遠くから響く、耳を切り裂くような緊急車両のサイレン。赤色灯の光が、夕闇に沈む住宅街を不吉に染め上げていく。
その騒音は、僕のアパートに近づくにつれて、密度を増していった。
「……あ、あ……」
角を曲がった瞬間、僕は膝から崩れ落ちた。
そこにあったはずの僕の家が、猛烈な勢いで燃え盛っている。夜空を焦がす火柱と、爆ぜる建材の音。
「君! 危ない、下がりなさい!」
駆け寄る消防員の制止を振り切り、僕は叫んだ。
「僕の、僕の家なんです! 中に、父さんの……母さんの……大事な思い出の品が全部あるんです!!」
「諦めなさい! 今入ったら死ぬぞ!」
「そんな、嘘だ……嘘だろ……!!」
放水で泥だらけになったアスファルトに、僕は突っ伏した。熱風が頬を焼き、視界が涙で歪む。
絶望に身を投げ出していた、その時だった。
「え? ……なんだ、千葉? 何してんだよ、こんなところで」
聞き覚えのある、薄ら寒い声。
振り向くと、そこには二階堂君が立っていた。彼は火事の喧騒をまるで映画でも観るかのように眺め、その口角をわずかに――けれど確実になめらかに吊り上げていた。

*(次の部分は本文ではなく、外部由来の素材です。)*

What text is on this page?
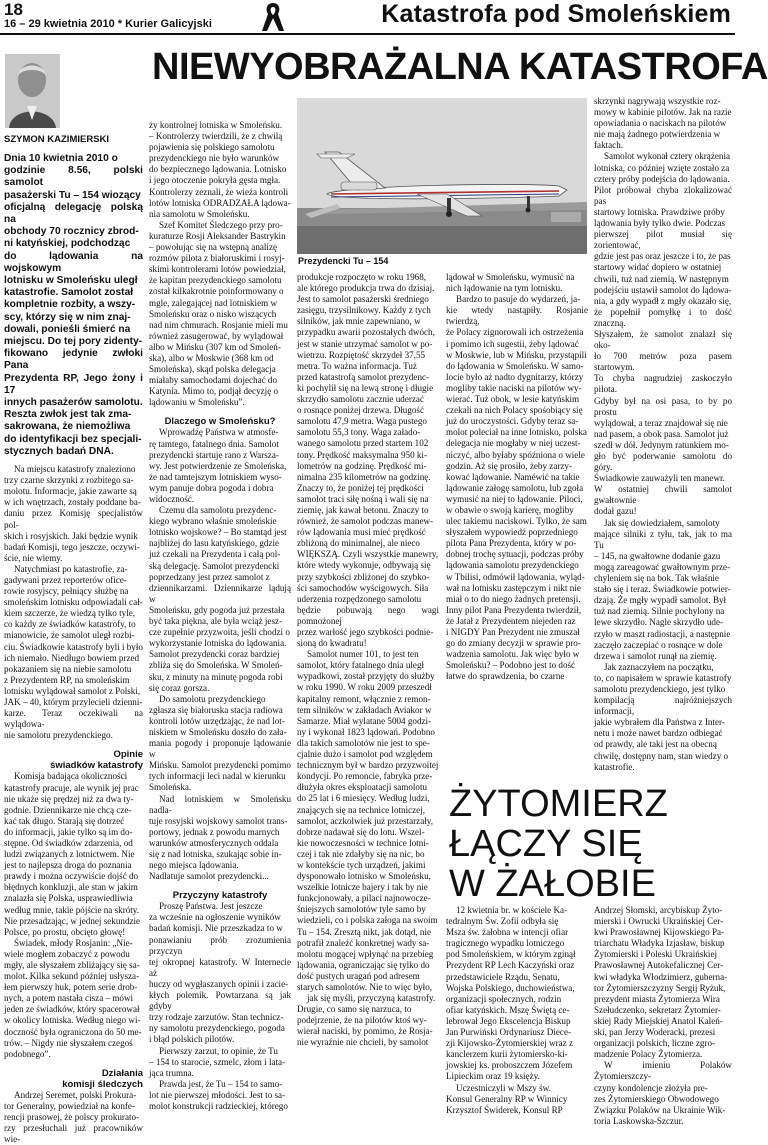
18
16 – 29 kwietnia 2010 * Kurier Galicyjski	Katastrofa pod Smoleńskiem
NIEWYOBRAŻALNA KATASTROFA
Prezydencki Tu – 154
SZYMON KAZIMIERSKI
Dnia 10 kwietnia 2010 o
godzinie 8.56, polski samolot
pasażerski Tu – 154 wiozący
oficjalną delegację polską na
obchody 70 rocznicy zbrod-
ni katyńskiej, podchodząc
do lądowania na wojskowym
lotnisku w Smoleńsku uległ
katastrofie. Samolot został
kompletnie rozbity, a wszy-
scy, którzy się w nim znaj-
dowali, ponieśli śmierć na
miejscu. Do tej pory zidenty-
fikowano jedynie zwłoki Pana
Prezydenta RP, Jego żony i 17
innych pasażerów samolotu.
Reszta zwłok jest tak zma-
sakrowana, że niemożliwa
do identyfikacji bez specjali-
stycznych badań DNA.
Na miejscu katastrofy znaleziono
trzy czarne skrzynki z rozbitego sa-
molotu. Informacje, jakie zawarte są
w ich wnętrzach, zostały poddane ba-
daniu przez Komisję specjalistów pol-
skich i rosyjskich. Jaki będzie wynik
badań Komisji, tego jeszcze, oczywi-
ście, nie wiemy.
Natychmiast po katastrofie, za-
gadywani przez reporterów ofice-
rowie rosyjscy, pełniący służbę na
smoleńskim lotnisku odpowiadali cał-
kiem szczerze, że wiedzą tylko tyle,
co każdy ze świadków katastrofy, to
mianowicie, że samolot uległ rozbi-
ciu. Świadkowie katastrofy byli i było
ich niemało. Niedługo bowiem przed
pokazaniem się na niebie samolotu
z Prezydentem RP, na smoleńskim
lotnisku wylądował samolot z Polski,
JAK – 40, którym przylecieli dzienni-
karze. Teraz oczekiwali na wylądowa-
nie samolotu prezydenckiego.
Opinie
świadków katastrofy
Komisja badająca okoliczności
katastrofy pracuje, ale wynik jej prac
nie ukaże się prędzej niż za dwa ty-
godnie. Dziennikarze nie chcą cze-
kać tak długo. Starają się dotrzeć
do informacji, jakie tylko są im do-
stępne. Od świadków zdarzenia, od
ludzi związanych z lotnictwem. Nie
jest to najlepsza droga do poznania
prawdy i można oczywiście dojść do
błędnych konkluzji, ale stan w jakim
znalazła się Polska, usprawiedliwia
według mnie, takie pójście na skróty.
Nie przesadzając, w jednej sekundzie
Polsce, po prostu, obcięto głowę!
Świadek, młody Rosjanin: „Nie-
wiele mogłem zobaczyć z powodu
mgły, ale słyszałem zbliżający się sa-
molot. Kilka sekund później usłysza-
łem pierwszy huk, potem serie drob-
nych, a potem nastała cisza – mówi
jeden ze świadków, który spacerował
w okolicy lotniska. Według niego wi-
doczność była ograniczona do 50 me-
trów. – Nigdy nie słyszałem czegoś
podobnego”.
Działania
komisji śledczych
Andrzej Seremet, polski Prokura-
tor Generalny, powiedział na konfe-
rencji prasowej, że polscy prokurato-
rzy przesłuchali już pracowników wie-
ży kontrolnej lotniska w Smoleńsku.
– Kontrolerzy twierdzili, że z chwilą
pojawienia się polskiego samolotu
prezydenckiego nie było warunków
do bezpiecznego lądowania. Lotnisko
i jego otoczenie pokryła gęsta mgła.
Kontrolerzy zeznali, że wieża kontroli
lotów lotniska ODRADZAŁA lądowa-
nia samolotu w Smoleńsku.
Szef Komitet Śledczego przy pro-
kuraturze Rosji Aleksander Bastrykin
– powołując się na wstępną analizę
rozmów pilota z białoruskimi i rosyj-
skimi kontrolerami lotów powiedział,
że kapitan prezydenckiego samolotu
został kilkakrotnie poinformowany o
mgle, zalegającej nad lotniskiem w
Smoleńsku oraz o nisko wiszących
nad nim chmurach. Rosjanie mieli mu
również zasugerować, by wylądował
albo w Mińsku (307 km od Smoleń-
ska), albo w Moskwie (368 km od
Smoleńska), skąd polska delegacja
miałaby samochodami dojechać do
Katynia. Mimo to, podjął decyzję o
lądowaniu w Smoleńsku”.
Dlaczego w Smoleńsku?
Wprowadźę Państwa w atmosfe-
rę tamtego, fatalnego dnia. Samolot
prezydencki startuje rano z Warsza-
wy. Jest potwierdzenie ze Smoleńska,
że nad tamtejszym lotniskiem wyso-
wym panuje dobra pogoda i dobra
widoczność.
Czemu dla samolotu prezydenc-
kiego wybrano właśnie smoleńskie
lotnisko wojskowe? – Bo stamtąd jest
najbliżej do lasu katyńskiego, gdzie
już czekali na Prezydenta i całą pol-
ską delegację. Samolot prezydencki
poprzedzany jest przez samolot z
dziennikarzami. Dziennikarze lądują w
Smoleńsku, gdy pogoda już przestała
być taka piękna, ale była wciąż jesz-
cze zupełnie przyzwoita, jeśli chodzi o
wykorzystanie lotniska do lądowania.
Samolot prezydencki coraz bardziej
zbliża się do Smoleńska. W Smoleń-
sku, z minuty na minutę pogoda robi
się coraz gorsza.
Do samolotu prezydenckiego
zgłasza się białoruska stacja radiowa
kontroli lotów urzędzając, że nad lot-
niskiem w Smoleńsku doszło do zała-
mania pogody i proponuje lądowanie w
Mińsku. Samolot prezydencki pomimo
tych informacji leci nadal w kierunku
Smoleńska.
Nad lotniskiem w Smoleńsku nadla-
tuje rosyjski wojskowy samolot trans-
portowy, jednak z powodu marnych
warunków atmosferycznych oddala
się z nad lotniska, szukając sobie in-
nego miejsca lądowania.
Nadlatuje samolot prezydencki...
Przyczyny katastrofy
Proszę Państwa. Jest jeszcze
za wcześnie na ogłoszenie wyników
badań komisji. Nie przeszkadza to w
ponawianiu prób zrozumienia przyczyn
tej okropnej katastrofy. W Internecie aż
huczy od wygłaszanych opinii i zacie-
kłych polemik. Powtarzana są jak gdyby
trzy rodzaje zarzutów. Stan technicz-
ny samolotu prezydenckiego, pogoda
i błąd polskich pilotów.
Pierwszy zarzut, to opinie, że Tu
– 154 to starocie, szmelc, złom i lata-
jąca trumna.
Prawda jest, że Tu – 154 to samo-
lot nie pierwszej młodości. Jest to sa-
molot konstrukcji radzieckiej, którego
produkcje rozpoczęto w roku 1968,
ale którego produkcja trwa do dzisiaj.
Jest to samolot pasażerski średniego
zasięgu, trzysilnikowy. Każdy z tych
silników, jak mnie zapewniano, w
przypadku awarii pozostałych dwóch,
jest w stanie utrzymać samolot w po-
wietrzu. Rozpiętość skrzydeł 37,55
metra. To ważna informacja. Tuż
przed katastrofą samolot prezydenc-
ki pochylił się na lewą stronę i długie
skrzydło samolotu zacznie uderzać
o rosnące poniżej drzewa. Długość
samolotu 47,9 metra. Waga pustego
samolotu 55,3 tony. Waga załado-
wanego samolotu przed startem 102
tony. Prędkość maksymalna 950 ki-
lometrów na godzinę. Prędkość mi-
nimalna 235 kilometrów na godzinę.
Znaczy to, że poniżej tej prędkości
samolot traci siłę nośną i wali się na
ziemię, jak kawał betonu. Znaczy to
również, że samolot podczas manew-
rów lądowania musi mieć prędkość
zbliżoną do minimalnej, ale nieco
WIĘKSZĄ. Czyli wszystkie manewry,
które wtedy wykonuje, odbywają się
przy szybkości zbliżonej do szybko-
ści samochodów wyścigowych. Siła
uderzenia rozpędzonego samolotu
będzie pobuwają nego wagi pomnożonej
przez warłość jego szybkości podnie-
sioną do kwadratu!
Samolot numer 101, to jest ten
samolot, który fatalnego dnia uległ
wypadkowi, został przyjęty do służby
w roku 1990. W roku 2009 przeszedł
kapitalny remont, włącznie z remon-
tem silników w zakładach Aviakor w
Samarze. Miał wylatane 5004 godzi-
ny i wykonał 1823 lądowań. Podobno
dla takich samolotów nie jest to spe-
cjalnie dużo i samolot pod względem
technicznym był w bardzo przyzwoitej
kondycji. Po remoncie, fabryka prze-
dłużyła okres eksploatacji samolotu
do 25 lat i 6 miesięcy. Według ludzi,
znających się na technice lotniczej,
samolot, aczkolwiek już przestarzały,
dobrze nadawał się do lotu. Wszel-
kie nowoczesności w technice lotni-
czej i tak nie zdałyby się na nic, bo
w kontekście tych urządzeń, jakimi
dysponowało lotnisko w Smoleńsku,
wszelkie lotnicze bajery i tak by nie
funkcjonowały, a pilaci najnowocze-
śniejszych samolotów tyle samo by
wiedzieli, co i polska załoga na swoim
Tu – 154. Zresztą nikt, jak dotąd, nie
potrafił znaleźć konkretnej wady sa-
molotu mogącej wpłynąć na przebieg
lądowania, ograniczając się tylko do
dość pustych uragań pod adresem
starych samolotów. Nie to więc było,
jak się myśli, przyczyną katastrofy.
Drugie, co samo się narzuca, to
podejrzenie, że na pilotów ktoś wy-
wierał naciski, by pomimo, że Rosja-
nie wyraźnie nie chcieli, by samolot
lądował w Smoleńsku, wymusić na
nich lądowanie na tym lotnisku.
Bardzo to pasuje do wydarzeń, ja-
kie wtedy nastąpiły. Rosjanie twierdzą,
że Polacy zignorowali ich ostrzeżenia
i pomimo ich sugestii, żeby lądować
w Moskwie, lub w Mińsku, przystąpili
do lądowania w Smoleńsku. W samo-
locie było aż nadto dygnitarzy, którzy
mogliby takie naciski na pilotów wy-
wierać. Tuż obok, w lesie katyńskim
czekali na nich Polacy spośobiący się
już do uroczystości. Gdyby teraz sa-
molot poleciał na inne lotnisko, polska
delegacja nie mogłaby w niej uczest-
niczyć, albo byłaby spóźniona o wiele
godzin. Aż się prosiło, żeby zarzy-
kować lądowanie. Naméwić na takie
lądowanie załogę samolotu, lub zgoła
wymusić na niej to lądowanie. Piloci,
w obawie o swoją karierę, mogliby
ulec takiemu naciskowi. Tylko, że sam
słyszałem wypowiedź poprzedniego
pilota Pana Prezydenta, który w po-
dobnej trochę sytuacji, podczas próby
lądowania samolotu prezydenckiego
w Tbilisi, odmówił lądowania, wyląd-
wał na lotnisku zastępczym i nikt nie
miał o to do niego żadnych pretensji.
Inny pilot Pana Prezydenta twierdził,
że Jatał z Prezydentem niejeden raz
i NIGDY Pan Prezydent nie zmuszał
go do zmiany decyzji w sprawie pro-
wadzenia samolotu. Jak więc było w
Smoleńsku? – Podobno jest to dość
łatwe do sprawdzenia, bo czarne
skrzynki nagrywają wszystkie roz-
mowy w kabinie pilotów. Jak na razie
opowiadania o naciskach na pilotów
nie mają żadnego potwierdzenia w
faktach.
Samolot wykonał cztery okrążenia
lotniska, co później wzięte zostało za
cztery próby podejścia do lądowania.
Pilot próbował chyba zlokalizować pas
startowy lotniska. Prawdziwe próby
lądowania były tylko dwie. Podczas
pierwszej pilot musiał się zorientować,
gdzie jest pas oraz jeszcze i to, że pas
startowy widać dopiero w ostatniej
chwili, tuż nad ziemią. W następnym
podejściu ustawił samolot do lądowa-
nia, a gdy wypadł z mgły okazało się,
że popełnił pomyłkę i to dość znaczną.
Słyszałem, że samolot znalazł się oko-
ło 700 metrów poza pasem startowym.
To chyba nagrudziej zaskoczyło pilota.
Gdyby był na osi pasa, to by po prostu
wylądował, a teraz znajdował się nie
nad pasem, a obok pasa. Samolot już
szedł w dół. Jedynym ratunkiem mo-
gło być poderwanie samolotu do góry.
Świadkowie zauważyli ten manewr.
W ostatniej chwili samolot gwałtownie
dodał gazu!
Jak się dowiedziałem, samoloty
mające silniki z tyłu, tak, jak to ma Tu
– 145, na gwałtowne dodanie gazu
mogą zareagować gwałtownym prze-
chyleniem się na bok. Tak właśnie
stało się i teraz. Świadkowie potwier-
dzają. Że mgły wypadł samolot. Był
tuż nad ziemią. Silnie pochylony na
lewe skrzydło. Nagle skrzydło ude-
rzyło w maszt radiostacji, a następnie
zaczęło zaczepiać o rosnące w dole
drzewa i samolot runął na ziemię.
Jak zaznaczyłem na początku,
to, co napisałem w sprawie katastrofy
samolotu prezydenckiego, jest tylko
kompilacją najróżniejszych informacji,
jakie wybrałem dla Państwa z Inter-
netu i może nawet bardzo odbiegać
od prawdy, ale taki jest na obecną
chwilę, dostępny nam, stan wiedzy o
katastrofie.
ŻYTOMIERZ
ŁĄCZY SIĘ
W ŻAŁOBIE
12 kwietnia br. w kościele Ka-
tedralnym Św. Zofii odbyła się
Msza św. żałobna w intencji ofiar
tragicznego wypadku lotniczego
pod Smoleńskiem, w którym zginął
Prezydent RP Lech Kaczyński oraz
przedstawiciele Rządu, Senatu,
Wojska Polskiego, duchowieństwa,
organizacji społecznych, rodzin
ofiar katyńskich. Mszę Świętą ce-
lebrował Jego Ekscelencja Biskup
Jan Purwiński Ordynariusz Diece-
zji Kijowsko-Żytomierskiej wraz z
kanclerzem kurii żytomiersko-ki-
jowskiej ks. proboszczem Józefem
Lipieckim oraz 19 księży.
Uczestniczyli w Mszy św.
Konsul Generalny RP w Winnicy
Krzysztof Świderek, Konsul RP
Andrzej Słomski, arcybiskup Żyto-
mierski i Owrucki Ukraińskiej Cer-
kwi Prawosławnej Kijowskiego Pa-
triarchatu Władyka Izjasław, biskup
Żytomierski i Poleski Ukraińskiej
Prawosławnej Autokefalicznej Cer-
kwi władyka Włodzimierz, guberna-
tor Żytomierszczyzny Sergij Ryżuk,
prezydent miasta Żytomierza Wira
Szełudczenko, sekretarz Żytomier-
skiej Rady Miejskiej Anatol Kaleń-
ski, pan Jerzy Woderacki, prezesi
organizacji polskich, liczne zgro-
madzenie Polacy Żytomierza.
W imieniu Polaków Żytomierszczy-
czyny kondolencje złożyła pre-
zes Żytomierskiego Obwodowego
Związku Polaków na Ukrainie Wik-
toria Laskowska-Szczur.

「あーあ、火事か。大変だな、お前。……まぁ、運が悪かったな。日頃の行いだよ。日頃の行い。」
そう言い捨てると、彼はスタスタと、何事もなかったかのように夜の闇へ消えていった。その背中に、確信めいた邪悪さが宿っているように見えて、僕は震えが止まらなくなった。
鎮火を待つ間、僕は消防員に詰め寄った。
「……原因は、何なんですか」
「断定はできないが……おそらく、放火だろうな」
放火。
頭を殴られたような衝撃だった。
いじめ? 嫌がらせ? ……違う、これはもう、明白な「犯罪」だ。
僕からすべてを奪うために、あいつらは火を放ったのか。
火が消えた後、残ったのは真っ黒な炭と化した柱の残骸だけだった。
パチパチと音を立て、ススに混じった水が地面に滴り落ちる。
僕はそれを、魂が抜けたような顔で見つめ続けていた。